The Presidential Medal of Freedom is the nation’s highest civil award, and is given to individuals who have contributed to: 1) the security or national interests of the United States, 2) world peace, or 3) cultural or other significant public or private endeavors.
In his new book, Speechless: Tales of a White House Survivor, former Bush speechwriter Matt Latimer reveals how politicized the revered Presidential Medal of Freedom became during the Bush administration.
Latimer writes that administration officials objected to giving author J.K. Rowling the Presidential Medal of Freedom because her writing “encouraged witchcraft” (p. 201):
This was the same sort of narrow thinking that led people in the White House to actually object to giving the author J.K. Rowling a presidential medal because the Harry Potter books encouraged withcraft.
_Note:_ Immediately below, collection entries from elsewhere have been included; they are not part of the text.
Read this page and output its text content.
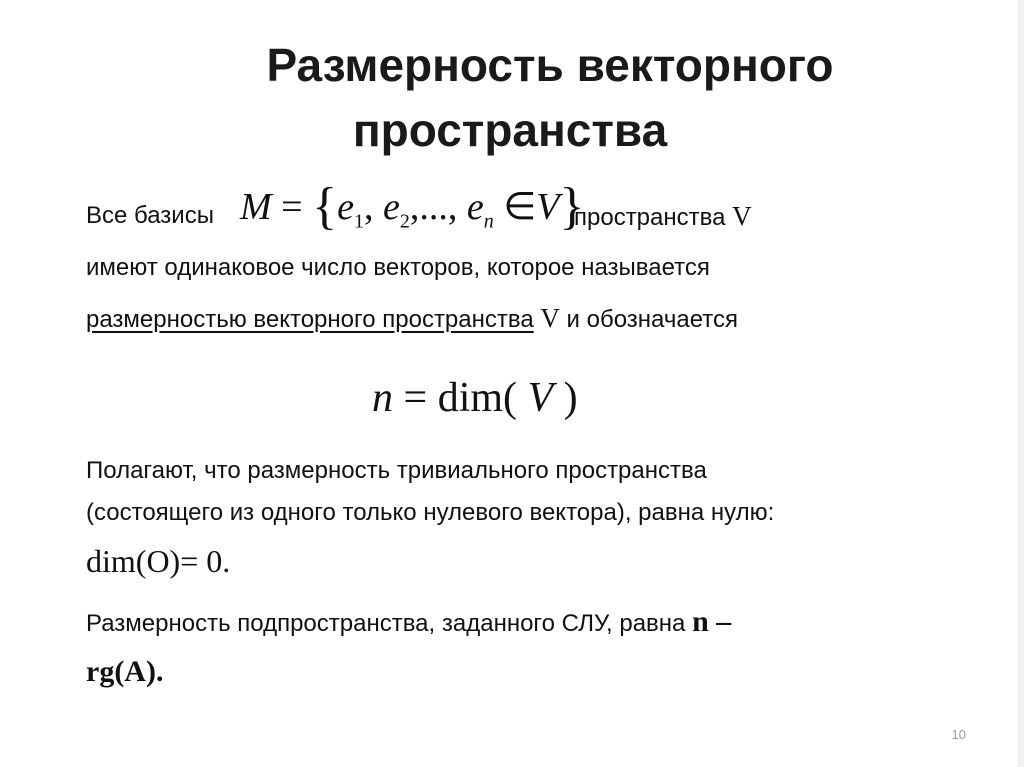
Размерность векторного
пространства
Все базисы $M = \{e_1$, $e_2$,..., $e_n$ ∈V}
пространства V
имеют одинаковое число векторов, которое называется
размерностью векторного пространства V и обозначается
n = dim( V )
Полагают, что размерность тривиального пространства
(состоящего из одного только нулевого вектора), равна нулю:
dim(O)= 0.
Размерность подпространства, заданного СЛУ, равна n –
rg(A).
10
Latimer also writes that when he suggested bestowing the honor upon Ted Kennedy, who had just been diagnosed with a brain tumor, fellow speechwriter Marc Thiessen objected because Kennedy “was a liberal” (p. 201):
When Ted Kennedy was diagnosed with a brain tumor, I suggested that the president might at least consider awarding Kennedy the Presidential Medal of Freedom. Marc objected wtih the genteel diplomacy he was known for. “That’s crazy!” he thundered. Kennedy was a liberal, he noted (of which I was well aware).
The Bush administration was notorious for awarding the medal to its staunchest Iraq war allies. Bush’s final three recipients of the Medal of Freedom were two supporters of his war in Iraq — former British Prime Minister Tony Blair and former Australian Prime Minister John Howard — and leading human rights violator and Bush foreign policy ally Alvaro Uribe. Other recipients included a whole lineup of figures heavily involved in the Iraq war, including Paul Bremer and George Tenet.
When President Obama took office, he awarded the Presidential Medal of Freedom to 16 recipients, including Kennedy and former congressman Jack Kemp, a Republican.